CMS has updated its Medicaid lead screening policy for children eligible for EPSDT services. For more information, see the June 2012 Informational Bulletin. CMS recognizes that lead poisoning continues to be a problem for a small share of low-income children. To improve screening of children most at risk for lead exposure, CMS is aligning Medicaid lead screening policy with current recommendations of the Centers for Disease Control and Prevention (CDC). The new policy encourages a targeted screening approach in States that have sufficient data to support this action. We have developed materials to assist States with the process of determining their lead screening approach going forward. CMS and CDC have developed guidance and process for States that want to request to move to a targeted screening approach. Interested States should send requests and supporting documentation to the EPSDT mailbox at EPSDT@cms.hhs.gov, with the subject line: "Request for Use of Targeted Lead Screening."
The Form CMS-416 is used by CMS to collect basic information on State Medicaid and CHIP programs to assess the effectiveness of EPSDT. See Form CMS-416 instructions . States must provide CMS with the following information:
- Number of children provided child health screening services
- Number of children referred for corrective treatment
- Number of children receiving dental services
- State’s results in attaining goals set under section 1905(r) of the Social Security Act.
- CMS 416 Instructions (06/2011 version)
- Electronic Form CMS-416 (Excel). To request a 508-version of the form, please email EPSDT@cms.hhs.gov.
- CMS Form 416 (PDF; 01/2011 version)
- 2012 National Data (as of 11/22/13; includes revised data from SD. Missing data from 2 states)
- 2012 State Data (as of 11/22/13; includes revised data from SD. Missing data from 2 states)
- 2011 National Data (as of 9/19/13; includes revised data from TX. Missing data from 1 state)
- 2011 State Data (as of 9/19/13; includes revised data from TX. Missing data from 1 state.)
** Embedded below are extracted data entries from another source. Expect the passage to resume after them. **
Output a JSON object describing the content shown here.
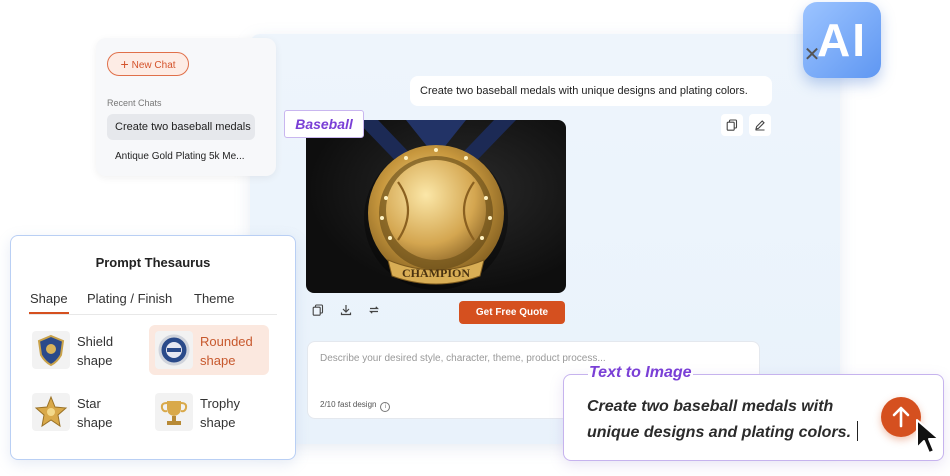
{
  "sidebar": {
    "new_chat_label": "New Chat",
    "recent_title": "Recent Chats",
    "chats": [
      "Create two baseball medals",
      "Antique Gold Plating 5k Me..."
    ]
  },
  "conversation": {
    "user_message": "Create two baseball medals with unique designs and plating colors.",
    "image_tag": "Baseball",
    "medal_text": "CHAMPION",
    "quote_button": "Get Free Quote"
  },
  "input": {
    "placeholder": "Describe your desired style, character, theme, product process...",
    "quota": "2/10 fast design"
  },
  "badge": {
    "label": "AI"
  },
  "thesaurus": {
    "title": "Prompt Thesaurus",
    "tabs": [
      "Shape",
      "Plating / Finish",
      "Theme"
    ],
    "options": [
      {
        "label_line1": "Shield",
        "label_line2": "shape"
      },
      {
        "label_line1": "Rounded",
        "label_line2": "shape"
      },
      {
        "label_line1": "Star",
        "label_line2": "shape"
      },
      {
        "label_line1": "Trophy",
        "label_line2": "shape"
      }
    ]
  },
  "callout": {
    "title": "Text to Image",
    "text": "Create two baseball medals with unique designs and plating colors."
  },
  "colors": {
    "accent": "#d5501f",
    "purple": "#7a3fd6",
    "ai_badge": "#6a9ff5"
  },
  "icons": {
    "close": "close-icon",
    "copy": "copy-icon",
    "edit": "edit-icon",
    "download": "download-icon",
    "regenerate": "regenerate-icon",
    "send": "arrow-up-icon",
    "cursor": "cursor-pointer-icon"
  }
}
- 2010 National Data (as of 09/19/13; includes revised data from TX.)
- 2010 State Data (as of 09/19/13; includes revised data from TX.)
- 2009 National Data (as of 6/18/12; OR data now included)
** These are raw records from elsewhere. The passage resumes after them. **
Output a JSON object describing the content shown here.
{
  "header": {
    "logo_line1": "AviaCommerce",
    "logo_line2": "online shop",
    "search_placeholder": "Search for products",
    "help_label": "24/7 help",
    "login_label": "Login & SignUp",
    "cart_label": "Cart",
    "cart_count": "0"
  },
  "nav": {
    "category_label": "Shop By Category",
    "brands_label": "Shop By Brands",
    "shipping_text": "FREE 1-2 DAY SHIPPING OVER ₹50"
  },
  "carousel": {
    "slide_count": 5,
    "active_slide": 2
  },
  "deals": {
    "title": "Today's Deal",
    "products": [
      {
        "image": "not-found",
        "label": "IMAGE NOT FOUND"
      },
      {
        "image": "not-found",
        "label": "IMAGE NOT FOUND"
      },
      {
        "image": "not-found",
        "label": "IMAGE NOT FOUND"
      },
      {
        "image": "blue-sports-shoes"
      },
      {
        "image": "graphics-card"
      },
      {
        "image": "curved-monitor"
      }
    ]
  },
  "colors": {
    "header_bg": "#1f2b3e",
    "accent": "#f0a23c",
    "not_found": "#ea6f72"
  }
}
- 2009 State Data (as of 6/18/12; OR data now included)
- 2008 National Data
- 2008 State Data
- 1995 to 2007 National Data
- 1995 to 2007 State Data
National EPSDT Improvement Workgroup
In December 2010, CMS convened a National EPSDT Improvement Workgroup that included state representatives, children’s health providers, consumer representatives, and other experts in the areas of maternal and child health, Medicaid, and data analysis. The members of the group will help CMS identify the most critical areas for improvement of EPSDT. The group, which meets periodically throughout the year, will also discuss steps that the federal government might undertake in partnership with states and others to both increase the number of children accessing services, and improve the quality of the data reporting that enables a better understanding how effective HHS is putting EPSDT to work for children.